Soil blocks were first developed in Holland as a more efficient method for starting seedlings or transplants; and extensive research in European countries has shown transplants grown in them are superior to transplants grown in containers. I’m for anything that’s more efficient and gets better results, so we’re starting seedlings this year using soil blocks.
Soil blocks are made from a growing medium (seed starting soil mix) that has been compressed into a block by using a forming tool. When the blocks are formed, a slight depression is left in the top of each soil block; and one seed is typically placed in the indentation for each transplant desired. Using soil blocks for growing transplants has several advantages over traditional container grown transplants:
1) Less expensive and faster -There are no containers used for the individual transplants thereby saving the cost of containers and also the hassle of dealing with them (I really don’t like cleaning up all those little containers each season). Further time is saved during seeding because a depression is already created in the block for the seed (you usually have to make a hole or depression in other systems), and in transplanting because you don’t have to remove all the little pots.
2) No root shock – Seed block grown transplants don’t suffer root shock like transplants grown in smooth walled plastic containers or rough peat containers. Transplants grown in smooth sided containers send their roots to the container walls; then the roots start circling the pots – when they are then set in the garden these roots are “shocked” by their new environment and growth is inhibited. Similarly, transplants in peat pots send their roots to the walls but start adhering to the rough surface as they circle the pots; when the pots are pulled away the roots are often damaged, and they suffer “shock” when set in the garden.
Roots grown in soil blocks grow to the outside and then turn back inward – they avoid the air surface of the soil blocks. As a result, there’s very little shock when they’re set in the garden -because the roots can gradually adapt to the environment.
3) Pre-watered – With other methods of starting transplants, the pots or containers are filled with dry mix, then the seeds are added, and then you have to get the mix uniformly moist. This is often difficult when using seeding mixes which are initially quite resistant to moisture absorption.
With soil blocks, the seeding mix must be thoroughly wet before making the blocks or they won’t hold together properly, so there’s not even a need to water the blocks for several days after the seeds are added.
4) More Varieties – Plants that are normally difficult to start indoors because they die from root shock can be successfully started with soil blocks. They include cucumbers, squash, watermelon, cantaloupe, corn, beets, and other “sensitive” or tap root type crops.
5) Quantity independent – Just a few soil blocks can be started or many soil blocks can be started; it’s not necessary to fill a whole tray of whatever system with seedlings.
6) More Space Efficient – More transplants can be fit per square foot using the soil blocks as opposed to round pots.

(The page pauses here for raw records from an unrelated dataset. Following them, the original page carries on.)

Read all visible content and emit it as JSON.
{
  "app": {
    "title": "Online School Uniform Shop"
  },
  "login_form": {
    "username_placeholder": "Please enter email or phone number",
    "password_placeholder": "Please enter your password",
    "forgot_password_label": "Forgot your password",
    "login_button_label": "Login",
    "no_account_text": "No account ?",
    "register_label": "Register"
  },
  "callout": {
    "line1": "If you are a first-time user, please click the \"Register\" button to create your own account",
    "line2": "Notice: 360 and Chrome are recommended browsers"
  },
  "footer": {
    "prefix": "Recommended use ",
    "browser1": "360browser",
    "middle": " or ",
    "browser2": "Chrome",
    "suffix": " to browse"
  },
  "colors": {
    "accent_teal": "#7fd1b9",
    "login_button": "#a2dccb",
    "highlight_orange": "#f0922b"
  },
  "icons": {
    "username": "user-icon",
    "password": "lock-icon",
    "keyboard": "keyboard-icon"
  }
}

The tools for forming the soil blocks do require an investment which is not insignificant; however, if they’re used for many seedlings over many years, the cost quickly becomes miniscule. Actually making the soil blocks consists of the following steps:
1) Put the growing medium in a suitable tub and add water. It’s best to wait for about an hour to let it soak in and then stir well. A thick oatmeal-like consistency is about right – there’ll probably be some trial and error before getting the right consistency.
2) Push the blocker into the soil several times to fill the chambers, scrape any excess mix off on the side of the tub, and set the blocker onto the tray that will hold the seedlings.
3) Holt the “T” shaped plunger in place while pulling the frame up. That’s it – your first blocks! Shown below are my first soil blocks, the mix was probably a little too wet, but it was easy to make lots of mini-blocks.
Soil blocking tools come in several sizes, but the most popular for backyard or market gardeners seem to the ¾”, 2”, and 4”. The system has been designed such that things that are seeded into the ¾” mini-blocks (like lettuce or spinach) can then be transplanted into 2” blocks (that have been made with a ¾” square depression in the top) by just dropping the mini-block into the 2” block. Similarly, things seeded into the 2” block can be dropped into a 4” block made with a 2” depression in the top (see below).
This week I’m starting spinach, arugula, endive, beets (for salads), lettuce, chard, herbs, cabbage, and broccoli all indoors using the soil blocks. The small salad seedlings will be started one seed to a ¾” block, while the cabbage and broccoli will be started 1 seeds to each 2” block. I used the trays from the seed starting system I used to use (see Growing Stocky Seedlings) which aren’t perfect because they’re not completely flat; however, one tray held 420 mini-blocks and it only took about 15 minutes to make them! I love lots of seedlings, so I’m already liking this system.